Già nel 2023 papa Francesco spiegò che tutto il conflitto in Ucraina era dettato da “interessi imperiali, non solo dell’impero russo. Ma degli imperi di altre parti”. E dunque adesso l’imperatore d’Occidente decide di mettere fine all’inutile strage, spiegando che non si possono tollerare oltre le centinaia e centinaia di migliaia di vittime. Oplà! L’argomento era stato censurato nelle riunioni Nato e dell’Unione europea con l’affermazione infantile che la guerra poteva finire in un secondo se Putin ritirava le sue truppe.

Trattare significa affrontare i singoli problemi senza il velo della propaganda. La Crimea non è mai stata ucraina né per lingua né per etnia né per cultura. Nel Donbass i cosiddetti “russofoni” sono semplicemente russi per i quali o vale il diritto di autodeterminazione concesso dalla Nato ai kosovari (che hanno fatto la secessione dalla Serbia) o dovrebbe valere la soluzione trovata dall’accordo De Gasperi-Gruber per l’Alto Adige.

L’Europa nell’intera vicenda appare oggi disorientata e lasciata ai margini. Secondo il vecchio detto che quando i duri scendono in campo, gli insignificanti rimangono ai margini. E inutile che qualcuno riesumi la “teoria del domino”, che già ai tempi della guerra del Vietnam si dimostrò totalmente falsa: il comunismo non fagocitò altre nazioni e Mosca è assolutamente troppo debole per muovere guerra all’Europa.
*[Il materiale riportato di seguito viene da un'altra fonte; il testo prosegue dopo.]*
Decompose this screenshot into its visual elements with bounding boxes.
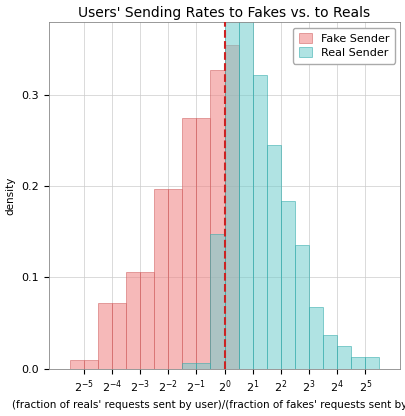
Bar: [182, 118, 196, 369]
Bar: [308, 307, 322, 369]
Bar: [126, 272, 140, 369]
Bar: [182, 363, 196, 369]
Bar: [98, 303, 112, 369]
Bar: [224, 45, 238, 369]
Bar: [154, 188, 168, 369]
Bar: [280, 201, 294, 369]
Bar: [252, 75, 266, 369]
Bar: [70, 361, 83, 369]
Bar: [140, 272, 154, 369]
Bar: [196, 118, 210, 369]
Bar: [168, 188, 182, 369]
Bar: [294, 245, 308, 369]
Bar: [196, 363, 210, 369]
Legend: Fake Sender, Real Sender: Fake Sender, Real Sender: [292, 28, 394, 64]
X-axis label: (fraction of reals' requests sent by user)/(fraction of fakes' requests sent by : (fraction of reals' requests sent by use…: [12, 401, 405, 411]
Bar: [112, 303, 126, 369]
Bar: [266, 145, 280, 369]
Bar: [224, 0, 238, 369]
Bar: [210, 70, 224, 369]
Bar: [238, 19, 252, 369]
Bar: [350, 357, 364, 369]
Bar: [364, 357, 378, 369]
Bar: [83, 361, 98, 369]
Title: Users' Sending Rates to Fakes vs. to Reals: Users' Sending Rates to Fakes vs. to Rea…: [78, 5, 370, 20]
Bar: [322, 335, 336, 369]
Bar: [336, 346, 350, 369]
Y-axis label: density: density: [6, 176, 15, 215]
Bar: [210, 234, 224, 369]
Resta il fatto che già nell’autunno 2022 in Vaticano – sotto lo scudo della pontificia Accademia di Scienze sociali – si era elaborato un serio piano di pace: autonomia amministrativa, culturale ed economica per le regioni del Donbass, congelamento della situazione in Crimea, neutralità dell’Ucraina e ricostruzione del Paese con la partecipazione russa. Se l’episcopato europeo fosse stato più coraggioso, non avrebbe lasciato solo il pontefice argentino.